So we have the results of Lithuania’s full two rounds of elections: the Lietuvos socialdemokratų partija (LSDP, Social Democratic Party of Lithuania) have won the greatest number of seats in the Seimas, Lithuania’s parliament, following a runoff election yesterday.
Although 70 seats are determined by proportional representation on the basis of the first-round vote on October 14, the LSDP won a disproportionately high number of the 71 seats in the Seimas that are determined in single-member districts.
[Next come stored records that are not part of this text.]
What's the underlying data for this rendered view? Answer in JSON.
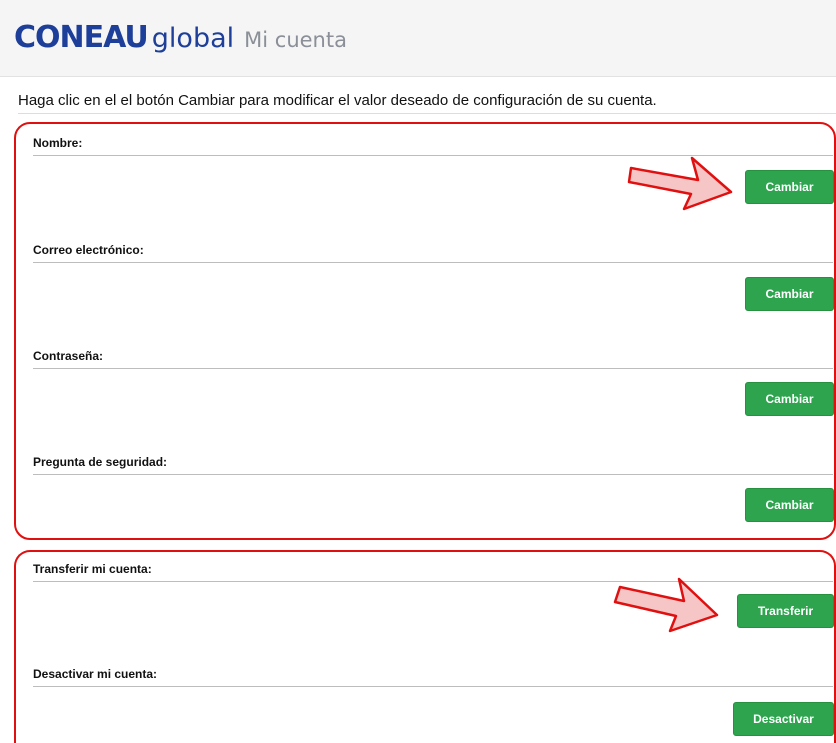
{
  "header": {
    "brand": "CONEAU",
    "brand_sub": "global",
    "page_title": "Mi cuenta"
  },
  "intro_text": "Haga clic en el el botón Cambiar para modificar el valor deseado de configuración de su cuenta.",
  "settings": [
    {
      "label": "Nombre:",
      "button": "Cambiar"
    },
    {
      "label": "Correo electrónico:",
      "button": "Cambiar"
    },
    {
      "label": "Contraseña:",
      "button": "Cambiar"
    },
    {
      "label": "Pregunta de seguridad:",
      "button": "Cambiar"
    }
  ],
  "account": [
    {
      "label": "Transferir mi cuenta:",
      "button": "Transferir"
    },
    {
      "label": "Desactivar mi cuenta:",
      "button": "Desactivar"
    }
  ],
  "colors": {
    "brand": "#1d3f99",
    "button": "#2ea44f",
    "highlight": "#e01010",
    "arrow_fill": "#f6c6c6"
  },
  "icons": [
    "right-arrow-icon"
  ]
}
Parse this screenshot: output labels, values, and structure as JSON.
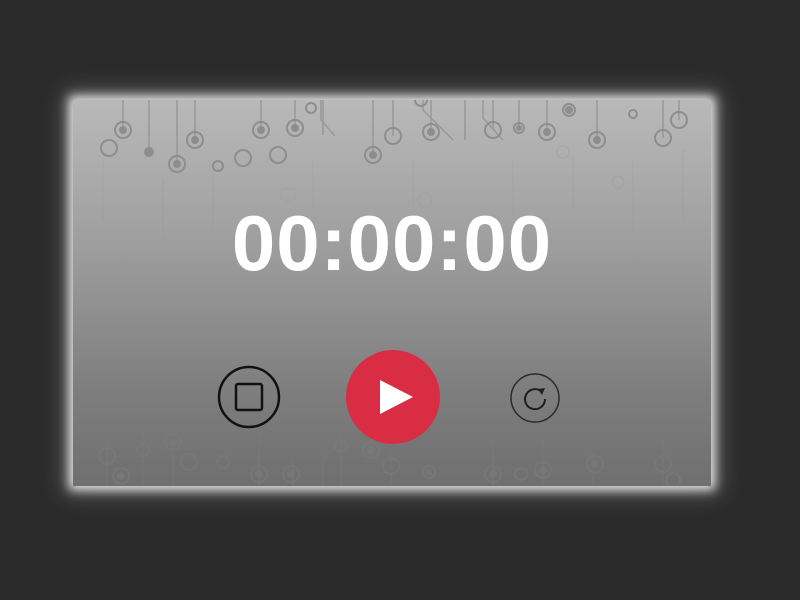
{
  "timer": {
    "display": "00:00:00"
  },
  "controls": {
    "stop_icon": "stop-icon",
    "play_icon": "play-icon",
    "reset_icon": "reset-icon"
  },
  "colors": {
    "play_accent": "#d92d43",
    "timer_text": "#ffffff",
    "background": "#2b2b2b"
  }
}
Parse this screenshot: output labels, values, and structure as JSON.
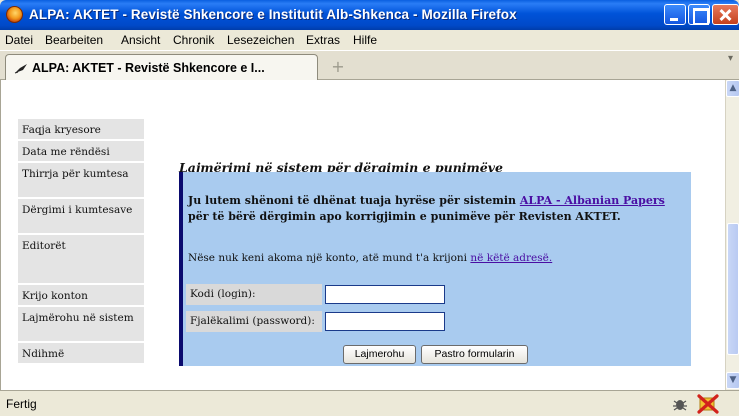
{
  "window": {
    "title": "ALPA: AKTET - Revistë Shkencore e Institutit Alb-Shkenca - Mozilla Firefox"
  },
  "menu": [
    {
      "label": "Datei"
    },
    {
      "label": "Bearbeiten"
    },
    {
      "label": "Ansicht"
    },
    {
      "label": "Chronik"
    },
    {
      "label": "Lesezeichen"
    },
    {
      "label": "Extras"
    },
    {
      "label": "Hilfe"
    }
  ],
  "tab": {
    "label": "ALPA: AKTET - Revistë Shkencore e I...",
    "new_tab_symbol": "+"
  },
  "sidebar": {
    "items": [
      {
        "label": "Faqja kryesore"
      },
      {
        "label": "Data me rëndësi"
      },
      {
        "label": "Thirrja për kumtesa"
      },
      {
        "label": "Dërgimi i kumtesave"
      },
      {
        "label": "Editorët"
      },
      {
        "label": "Krijo konton"
      },
      {
        "label": "Lajmërohu në sistem"
      },
      {
        "label": "Ndihmë"
      }
    ]
  },
  "main": {
    "heading": "Lajmërimi në sistem për dërgimin e punimëve",
    "intro_prefix": "Ju lutem shënoni të dhënat tuaja hyrëse për sistemin ",
    "intro_link": "ALPA - Albanian Papers",
    "intro_suffix": " për të bërë dërgimin apo korrigjimin e punimëve për Revisten AKTET.",
    "note_prefix": "Nëse nuk keni akoma një konto, atë mund t'a krijoni ",
    "note_link": "në këtë adresë.",
    "form": {
      "login_label": "Kodi (login):",
      "login_value": "",
      "password_label": "Fjalëkalimi (password):",
      "password_value": "",
      "submit_label": "Lajmerohu",
      "reset_label": "Pastro formularin"
    }
  },
  "status": {
    "text": "Fertig"
  },
  "colors": {
    "titlebar": "#0053D9",
    "panel": "#A9CBEF",
    "panel_border": "#0A0A6E",
    "link": "#4a0ea3",
    "sidebar_bg": "#E4E4E4"
  }
}
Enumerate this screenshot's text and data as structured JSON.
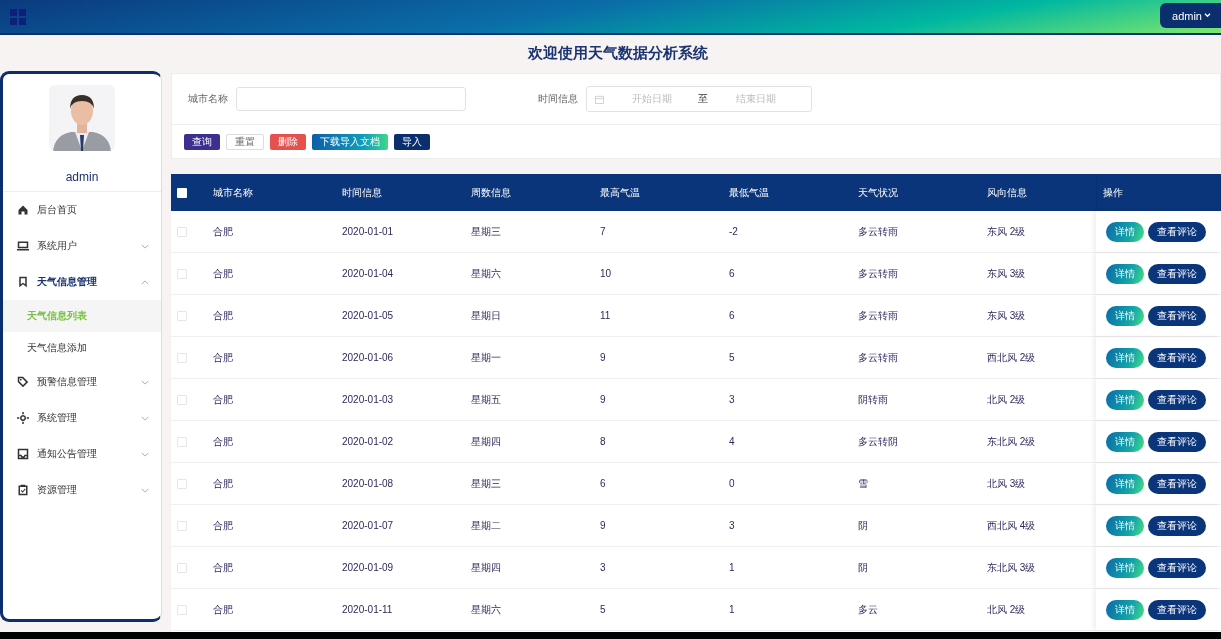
{
  "header": {
    "user_menu": "admin"
  },
  "title": "欢迎使用天气数据分析系统",
  "sidebar": {
    "username": "admin",
    "menu": [
      {
        "label": "后台首页"
      },
      {
        "label": "系统用户",
        "expanded": false
      },
      {
        "label": "天气信息管理",
        "expanded": true,
        "children": [
          {
            "label": "天气信息列表",
            "selected": true
          },
          {
            "label": "天气信息添加",
            "selected": false
          }
        ]
      },
      {
        "label": "预警信息管理",
        "expanded": false
      },
      {
        "label": "系统管理",
        "expanded": false
      },
      {
        "label": "通知公告管理",
        "expanded": false
      },
      {
        "label": "资源管理",
        "expanded": false
      }
    ]
  },
  "search": {
    "city_label": "城市名称",
    "time_label": "时间信息",
    "start_placeholder": "开始日期",
    "separator": "至",
    "end_placeholder": "结束日期",
    "buttons": [
      {
        "label": "查询",
        "kind": "query"
      },
      {
        "label": "重置",
        "kind": "reset"
      },
      {
        "label": "删除",
        "kind": "delete"
      },
      {
        "label": "下载导入文档",
        "kind": "download"
      },
      {
        "label": "导入",
        "kind": "import"
      }
    ]
  },
  "table": {
    "header_checked": false,
    "columns": [
      "城市名称",
      "时间信息",
      "周数信息",
      "最高气温",
      "最低气温",
      "天气状况",
      "风向信息",
      "操作"
    ],
    "rows": [
      {
        "checked": false,
        "cells": [
          "合肥",
          "2020-01-01",
          "星期三",
          "7",
          "-2",
          "多云转雨",
          "东风 2级"
        ],
        "actions": [
          "详情",
          "查看评论"
        ]
      },
      {
        "checked": false,
        "cells": [
          "合肥",
          "2020-01-04",
          "星期六",
          "10",
          "6",
          "多云转雨",
          "东风 3级"
        ],
        "actions": [
          "详情",
          "查看评论"
        ]
      },
      {
        "checked": false,
        "cells": [
          "合肥",
          "2020-01-05",
          "星期日",
          "11",
          "6",
          "多云转雨",
          "东风 3级"
        ],
        "actions": [
          "详情",
          "查看评论"
        ]
      },
      {
        "checked": false,
        "cells": [
          "合肥",
          "2020-01-06",
          "星期一",
          "9",
          "5",
          "多云转雨",
          "西北风 2级"
        ],
        "actions": [
          "详情",
          "查看评论"
        ]
      },
      {
        "checked": false,
        "cells": [
          "合肥",
          "2020-01-03",
          "星期五",
          "9",
          "3",
          "阴转雨",
          "北风 2级"
        ],
        "actions": [
          "详情",
          "查看评论"
        ]
      },
      {
        "checked": false,
        "cells": [
          "合肥",
          "2020-01-02",
          "星期四",
          "8",
          "4",
          "多云转阴",
          "东北风 2级"
        ],
        "actions": [
          "详情",
          "查看评论"
        ]
      },
      {
        "checked": false,
        "cells": [
          "合肥",
          "2020-01-08",
          "星期三",
          "6",
          "0",
          "雪",
          "北风 3级"
        ],
        "actions": [
          "详情",
          "查看评论"
        ]
      },
      {
        "checked": false,
        "cells": [
          "合肥",
          "2020-01-07",
          "星期二",
          "9",
          "3",
          "阴",
          "西北风 4级"
        ],
        "actions": [
          "详情",
          "查看评论"
        ]
      },
      {
        "checked": false,
        "cells": [
          "合肥",
          "2020-01-09",
          "星期四",
          "3",
          "1",
          "阴",
          "东北风 3级"
        ],
        "actions": [
          "详情",
          "查看评论"
        ]
      },
      {
        "checked": false,
        "cells": [
          "合肥",
          "2020-01-11",
          "星期六",
          "5",
          "1",
          "多云",
          "北风 2级"
        ],
        "actions": [
          "详情",
          "查看评论"
        ]
      }
    ]
  }
}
In the first round of the election, the more populist Darbo Partija (DP, Labour Party), led by Russian-born Viktor Uspaskich, won 19.96% of the vote, while the Social Democrats won just 18.45% and the governing Tėvynės sąjunga – Lietuvos krikščionys demokratai (TS-LKD, Homeland Union — Lithuanian Christian Democrats) of outgoing prime minister Andrius Kubilius won 14.93%.
For lots of reasons, this scared the rest of Europe. Uspaskich, under investigation a few years ago for corruption, actually hid out in Russia, so a Uspaskich-headed government would be a nightmare for Europe, given that Lithuania’s already not just a European Union member, but a member of the North Atlantic Treaty Organization.
But by the end of the second round, the Social Democrats took 23 of the 71 single-district seats — Homeland Union won just 20, and Labour won just 12 — much like in past Lithuanian elections, Labour had a stronger result from the proportional results than from the direct-election results.
The result, which will give the Social Democrats the largest bloc of seats in the Seimas, makes it all but certain that the leader of the Social Democrats, Algirdas Butkevičius (pictured above, bottom), a former finance minister, will become Lithuania’s next prime minister. Furthermore, although he’s signed an electoral pact with Uspaskich’s Labour Party and Tvarka ir teisingumas (TT, Order and Justice), a shape-shifting populist party led by former president Rolandas Paksas, who was impeached for corruption in 2004, the result will give Butkevičius a boost vis-a-vis even his coalition partners.
So Europe, which was wary of a Uspaskich-dominated government (even if Labour ultimately won more seats than the Social Democrats, will be a little more relaxed following Sunday’s runoff vote — although it was always thought that Butkevičius would nonetheless become prime minister, his position will be much stronger than Uspaskich’s, or any of the more nefarious characters of Lithuanian politics, with the Social Democrats having won the clearest plurality of parliamentary seats.
Kubilius, who had a difficult hand to play after the past four years in government, duly trimmed the Lithuanian budget after the financial crisis of 2008-09 saw Lithuania’s GDP plummet by 15%. Indeed, the Lithuanian election result, in both rounds, was much better for Kubilius’s Homeland Union than polls had suggested, indicating that Kubilius received more credit than expected from a Lithuanian electorate that’s nonetheless weary of austerity, economic stagnation and unemployment.
Although Butkevičius won’t likely be able to effect a 180-degree change in Lithuanian policy, he has championed the introduction of a progressive income tax and minimum salaries. Furthermore, although he’s been less enthusiastic (along with much of eastern Europe) about his country’s accession into the eurozone, European leaders seem much likelier to be happy with a pro-European center-left prime minister like Butkevičius than either Uspaskich or Paksas.
So ultimately, on a day when Ukraine seemed to fall further backwards on democracy and the rule of law, Lithuania seems to have marked another peaceful transfer of government within the broad tradition of European political norms.